Снова повеселела матушка: если с ней хотят посоветоваться, то дело, видно, еще не решено.
Вместе с Захидом-бобо она прошла на террасу и опустилась у сандала.
— Не ошиблась ли я, подумав о вашем будущем зяте, — сказала матушка. — Ведь не безразлично отцу, кто возьмет в жены его дочь.
— Не ошиблась, — кивнул Захид-бобо и тоже присел к сандалу. — Кто не знает твоей мудрости, Рахат? Ничто от тебя не скрыто.
— А если не ошиблась, то назову причину, ради которой пришла. Лучше меня свахи не найти, как и не найти зятя лучше, чем мой Манзур.
Лицо Захида-бобо из приветливого стало злым и брезгливым. Губы скривились, глаза вспыхнули гневом. Он превратился в того сердитого петуха, который норовит сразу клюнуть кого-нибудь. И он клюнул матушку.
— Видно, поторопился я, назвав тебя мудрой.
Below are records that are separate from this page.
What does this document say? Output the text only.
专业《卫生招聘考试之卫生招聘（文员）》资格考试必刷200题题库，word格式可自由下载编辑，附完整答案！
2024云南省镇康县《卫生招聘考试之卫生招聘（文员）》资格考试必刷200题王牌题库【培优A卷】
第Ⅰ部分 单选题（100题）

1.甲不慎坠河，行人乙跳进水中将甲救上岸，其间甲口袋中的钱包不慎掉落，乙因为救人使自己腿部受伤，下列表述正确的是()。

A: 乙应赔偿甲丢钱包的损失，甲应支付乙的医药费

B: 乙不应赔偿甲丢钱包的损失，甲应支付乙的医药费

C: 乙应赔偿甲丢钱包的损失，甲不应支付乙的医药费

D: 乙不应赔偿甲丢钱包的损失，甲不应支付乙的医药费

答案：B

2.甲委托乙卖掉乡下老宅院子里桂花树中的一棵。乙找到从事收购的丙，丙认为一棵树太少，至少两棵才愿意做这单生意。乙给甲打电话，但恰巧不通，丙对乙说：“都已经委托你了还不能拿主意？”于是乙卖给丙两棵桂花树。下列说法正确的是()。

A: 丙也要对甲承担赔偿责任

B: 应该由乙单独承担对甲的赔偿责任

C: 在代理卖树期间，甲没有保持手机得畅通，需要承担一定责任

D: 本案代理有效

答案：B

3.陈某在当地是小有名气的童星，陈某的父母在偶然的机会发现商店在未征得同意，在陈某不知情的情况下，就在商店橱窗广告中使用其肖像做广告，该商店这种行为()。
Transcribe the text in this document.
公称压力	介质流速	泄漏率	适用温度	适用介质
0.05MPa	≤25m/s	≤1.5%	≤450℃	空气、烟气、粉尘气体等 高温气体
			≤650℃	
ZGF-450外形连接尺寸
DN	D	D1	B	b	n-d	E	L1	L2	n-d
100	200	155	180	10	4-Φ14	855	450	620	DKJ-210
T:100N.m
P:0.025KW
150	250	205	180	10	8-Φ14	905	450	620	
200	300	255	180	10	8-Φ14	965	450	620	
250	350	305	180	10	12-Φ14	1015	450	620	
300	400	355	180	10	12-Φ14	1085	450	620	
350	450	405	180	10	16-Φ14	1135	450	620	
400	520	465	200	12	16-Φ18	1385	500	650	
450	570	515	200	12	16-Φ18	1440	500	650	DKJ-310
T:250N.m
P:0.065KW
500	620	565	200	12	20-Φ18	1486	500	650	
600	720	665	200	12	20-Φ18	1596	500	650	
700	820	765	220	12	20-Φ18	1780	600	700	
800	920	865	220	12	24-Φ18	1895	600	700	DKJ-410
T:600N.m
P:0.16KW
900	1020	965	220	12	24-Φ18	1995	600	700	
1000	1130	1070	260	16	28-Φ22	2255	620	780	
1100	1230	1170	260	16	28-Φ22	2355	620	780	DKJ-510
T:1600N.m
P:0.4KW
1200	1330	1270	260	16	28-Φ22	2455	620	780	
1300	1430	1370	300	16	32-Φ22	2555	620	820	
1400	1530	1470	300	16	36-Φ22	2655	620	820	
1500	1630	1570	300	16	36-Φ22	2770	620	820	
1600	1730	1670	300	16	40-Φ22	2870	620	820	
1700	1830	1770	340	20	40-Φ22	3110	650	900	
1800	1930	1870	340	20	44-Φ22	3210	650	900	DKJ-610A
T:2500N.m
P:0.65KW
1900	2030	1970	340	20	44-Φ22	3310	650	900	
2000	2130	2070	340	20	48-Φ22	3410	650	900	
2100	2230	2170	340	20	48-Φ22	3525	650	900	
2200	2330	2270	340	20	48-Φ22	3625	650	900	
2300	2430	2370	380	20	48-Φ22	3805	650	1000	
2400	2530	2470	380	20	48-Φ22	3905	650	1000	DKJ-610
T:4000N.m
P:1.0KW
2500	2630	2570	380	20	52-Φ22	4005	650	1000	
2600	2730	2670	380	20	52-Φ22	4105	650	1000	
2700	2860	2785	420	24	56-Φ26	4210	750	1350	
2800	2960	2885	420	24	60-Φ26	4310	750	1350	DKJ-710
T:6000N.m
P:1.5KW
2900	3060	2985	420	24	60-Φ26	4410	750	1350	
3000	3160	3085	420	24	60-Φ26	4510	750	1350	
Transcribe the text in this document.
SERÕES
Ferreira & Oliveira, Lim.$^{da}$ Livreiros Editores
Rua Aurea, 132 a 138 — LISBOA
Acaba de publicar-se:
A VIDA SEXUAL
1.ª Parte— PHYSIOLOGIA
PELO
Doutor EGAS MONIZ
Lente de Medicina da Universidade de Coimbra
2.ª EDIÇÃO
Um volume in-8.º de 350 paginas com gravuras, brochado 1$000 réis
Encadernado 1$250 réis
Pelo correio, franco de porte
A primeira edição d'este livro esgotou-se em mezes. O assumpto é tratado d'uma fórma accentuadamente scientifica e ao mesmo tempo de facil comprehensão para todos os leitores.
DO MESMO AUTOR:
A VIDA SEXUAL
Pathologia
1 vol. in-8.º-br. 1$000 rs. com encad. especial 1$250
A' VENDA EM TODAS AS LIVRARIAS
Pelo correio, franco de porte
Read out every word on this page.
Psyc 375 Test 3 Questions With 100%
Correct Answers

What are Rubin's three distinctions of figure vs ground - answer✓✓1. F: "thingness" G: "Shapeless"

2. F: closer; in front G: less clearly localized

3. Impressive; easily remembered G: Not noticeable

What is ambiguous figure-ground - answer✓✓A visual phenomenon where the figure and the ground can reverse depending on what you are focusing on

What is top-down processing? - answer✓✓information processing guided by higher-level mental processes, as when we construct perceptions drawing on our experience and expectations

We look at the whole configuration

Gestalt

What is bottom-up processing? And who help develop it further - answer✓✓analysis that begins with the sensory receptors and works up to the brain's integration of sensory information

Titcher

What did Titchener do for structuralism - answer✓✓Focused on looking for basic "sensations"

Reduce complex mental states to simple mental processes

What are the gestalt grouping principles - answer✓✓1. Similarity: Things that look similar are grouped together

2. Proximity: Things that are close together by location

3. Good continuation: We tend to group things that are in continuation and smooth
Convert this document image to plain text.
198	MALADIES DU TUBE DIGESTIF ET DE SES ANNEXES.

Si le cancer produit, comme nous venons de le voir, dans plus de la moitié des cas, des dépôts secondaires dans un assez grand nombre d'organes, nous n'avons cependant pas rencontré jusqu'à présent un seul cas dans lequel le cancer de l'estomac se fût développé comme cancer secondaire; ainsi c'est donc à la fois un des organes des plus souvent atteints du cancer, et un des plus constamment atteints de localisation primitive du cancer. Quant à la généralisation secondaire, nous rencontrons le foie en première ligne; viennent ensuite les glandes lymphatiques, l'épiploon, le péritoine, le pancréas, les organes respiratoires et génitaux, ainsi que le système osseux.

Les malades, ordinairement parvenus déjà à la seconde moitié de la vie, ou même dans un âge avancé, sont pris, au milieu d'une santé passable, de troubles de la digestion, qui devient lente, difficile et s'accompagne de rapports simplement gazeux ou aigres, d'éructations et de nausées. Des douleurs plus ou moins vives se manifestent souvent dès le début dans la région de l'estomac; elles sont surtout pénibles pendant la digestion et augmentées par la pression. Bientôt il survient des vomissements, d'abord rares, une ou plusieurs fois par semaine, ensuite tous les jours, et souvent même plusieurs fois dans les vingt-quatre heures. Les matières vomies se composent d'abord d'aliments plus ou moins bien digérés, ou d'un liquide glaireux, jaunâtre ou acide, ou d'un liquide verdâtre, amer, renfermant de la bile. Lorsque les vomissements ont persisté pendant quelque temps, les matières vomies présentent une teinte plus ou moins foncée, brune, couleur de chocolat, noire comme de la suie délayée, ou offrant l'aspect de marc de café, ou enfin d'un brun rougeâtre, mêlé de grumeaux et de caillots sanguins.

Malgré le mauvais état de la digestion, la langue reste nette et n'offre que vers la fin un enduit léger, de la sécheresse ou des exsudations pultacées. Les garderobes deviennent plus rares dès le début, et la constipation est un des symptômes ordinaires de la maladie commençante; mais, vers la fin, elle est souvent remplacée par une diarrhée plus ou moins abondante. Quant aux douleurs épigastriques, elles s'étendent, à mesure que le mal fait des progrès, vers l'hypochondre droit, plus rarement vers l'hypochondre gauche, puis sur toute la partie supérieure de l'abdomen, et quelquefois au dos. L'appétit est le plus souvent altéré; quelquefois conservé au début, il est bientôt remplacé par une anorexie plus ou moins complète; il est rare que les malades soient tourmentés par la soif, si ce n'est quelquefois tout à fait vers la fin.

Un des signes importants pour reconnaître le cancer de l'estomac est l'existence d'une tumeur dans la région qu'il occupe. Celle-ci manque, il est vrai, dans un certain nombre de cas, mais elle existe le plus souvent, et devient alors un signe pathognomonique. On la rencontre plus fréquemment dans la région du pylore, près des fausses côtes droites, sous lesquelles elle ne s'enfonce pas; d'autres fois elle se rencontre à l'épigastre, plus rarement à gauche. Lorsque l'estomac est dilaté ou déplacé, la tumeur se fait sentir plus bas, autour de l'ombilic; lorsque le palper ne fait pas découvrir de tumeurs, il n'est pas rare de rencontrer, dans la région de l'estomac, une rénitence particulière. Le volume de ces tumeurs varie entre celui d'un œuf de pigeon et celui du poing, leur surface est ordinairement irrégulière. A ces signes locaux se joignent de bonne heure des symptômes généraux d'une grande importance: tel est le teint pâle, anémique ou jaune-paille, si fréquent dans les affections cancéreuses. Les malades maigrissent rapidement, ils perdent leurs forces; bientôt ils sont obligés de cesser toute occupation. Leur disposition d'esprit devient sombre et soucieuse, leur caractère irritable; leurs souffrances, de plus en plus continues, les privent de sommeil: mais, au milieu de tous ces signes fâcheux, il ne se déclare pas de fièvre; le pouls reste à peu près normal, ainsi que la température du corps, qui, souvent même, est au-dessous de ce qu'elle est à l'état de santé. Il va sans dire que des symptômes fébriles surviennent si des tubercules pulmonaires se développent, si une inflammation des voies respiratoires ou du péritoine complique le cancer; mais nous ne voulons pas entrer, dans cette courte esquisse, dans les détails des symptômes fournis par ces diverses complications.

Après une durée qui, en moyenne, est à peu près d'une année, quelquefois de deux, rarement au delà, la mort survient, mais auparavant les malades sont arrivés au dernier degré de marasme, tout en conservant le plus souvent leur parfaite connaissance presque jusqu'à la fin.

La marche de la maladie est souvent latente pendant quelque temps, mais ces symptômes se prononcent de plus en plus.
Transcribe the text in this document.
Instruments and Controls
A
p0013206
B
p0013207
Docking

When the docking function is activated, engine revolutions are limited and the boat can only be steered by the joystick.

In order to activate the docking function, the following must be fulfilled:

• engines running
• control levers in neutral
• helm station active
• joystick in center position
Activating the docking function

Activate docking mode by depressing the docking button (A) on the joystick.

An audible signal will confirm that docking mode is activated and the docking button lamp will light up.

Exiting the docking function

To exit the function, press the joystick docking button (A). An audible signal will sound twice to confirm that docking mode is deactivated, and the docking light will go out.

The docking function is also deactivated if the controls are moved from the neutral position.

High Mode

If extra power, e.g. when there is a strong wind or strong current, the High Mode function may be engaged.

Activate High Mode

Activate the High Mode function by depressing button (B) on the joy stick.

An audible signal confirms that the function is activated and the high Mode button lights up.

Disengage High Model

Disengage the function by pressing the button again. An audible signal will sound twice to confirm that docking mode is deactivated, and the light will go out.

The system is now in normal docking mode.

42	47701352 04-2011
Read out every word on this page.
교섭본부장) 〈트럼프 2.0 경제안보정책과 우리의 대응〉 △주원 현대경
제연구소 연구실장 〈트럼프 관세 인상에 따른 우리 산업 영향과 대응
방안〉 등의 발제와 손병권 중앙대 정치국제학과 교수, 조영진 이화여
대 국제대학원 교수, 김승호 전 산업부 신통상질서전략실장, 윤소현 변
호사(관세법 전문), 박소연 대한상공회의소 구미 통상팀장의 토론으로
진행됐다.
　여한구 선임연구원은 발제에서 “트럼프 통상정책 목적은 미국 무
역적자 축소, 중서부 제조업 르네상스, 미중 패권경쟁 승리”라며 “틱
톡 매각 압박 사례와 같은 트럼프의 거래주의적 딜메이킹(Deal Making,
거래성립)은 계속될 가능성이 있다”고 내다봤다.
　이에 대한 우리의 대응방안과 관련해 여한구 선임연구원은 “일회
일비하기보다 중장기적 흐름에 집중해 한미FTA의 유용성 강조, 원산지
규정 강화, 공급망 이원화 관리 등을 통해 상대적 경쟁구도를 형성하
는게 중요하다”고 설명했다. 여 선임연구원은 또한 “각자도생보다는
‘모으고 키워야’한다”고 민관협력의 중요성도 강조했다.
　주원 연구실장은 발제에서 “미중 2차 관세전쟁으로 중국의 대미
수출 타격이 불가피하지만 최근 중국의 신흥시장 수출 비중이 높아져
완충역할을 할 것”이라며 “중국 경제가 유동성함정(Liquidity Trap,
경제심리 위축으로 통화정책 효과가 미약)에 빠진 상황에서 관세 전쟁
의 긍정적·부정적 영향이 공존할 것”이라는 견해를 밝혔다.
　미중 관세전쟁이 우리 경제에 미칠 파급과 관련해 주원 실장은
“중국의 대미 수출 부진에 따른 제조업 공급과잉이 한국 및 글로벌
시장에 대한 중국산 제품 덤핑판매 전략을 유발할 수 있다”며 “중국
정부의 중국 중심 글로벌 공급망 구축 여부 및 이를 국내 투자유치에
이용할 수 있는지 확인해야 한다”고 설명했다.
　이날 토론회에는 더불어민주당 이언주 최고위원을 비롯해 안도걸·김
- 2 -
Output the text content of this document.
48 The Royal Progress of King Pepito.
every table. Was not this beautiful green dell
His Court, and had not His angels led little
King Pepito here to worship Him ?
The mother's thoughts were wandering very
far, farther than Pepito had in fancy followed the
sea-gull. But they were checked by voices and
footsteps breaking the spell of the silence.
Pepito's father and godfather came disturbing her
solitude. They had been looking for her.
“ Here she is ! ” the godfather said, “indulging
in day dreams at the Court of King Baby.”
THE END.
Что толковать о женихе, который уже назван? Или не слышала, о ком говорят в махалле?
— Слышала, да не поверила, — ответила матушка.
Еще сердитее стал Захид-бобо, вскинул руки и принялся махать ими, как крыльями.
— Отговаривать меня пришла! Так не трать попусту слов. Сколько свах сюда ходило, калитка с петель едва не сорвалась, а Зухру никто не увел. Иная судьба ей определена.
— Значит, отказываете моему сыну?
— А-а, бестолковая женщина! Или мало намеков было тебе высказано. Не жениха я ищу, а советчика, кто бы помог лучше обделать вес это дело со свадьбой.
Подняться бы надо матушке после такого признания Захида-бобо, вроде бы выпроваживал он нас, да но хватило, должно быть, у нее решимости, ну и закон учтивости, о котором она постоянно напоминала мне, не допускал нанесения обиды старому человеку, к тому же еще хозяину, однако огорчение ее было столь велико, что скрыть его она не смогла.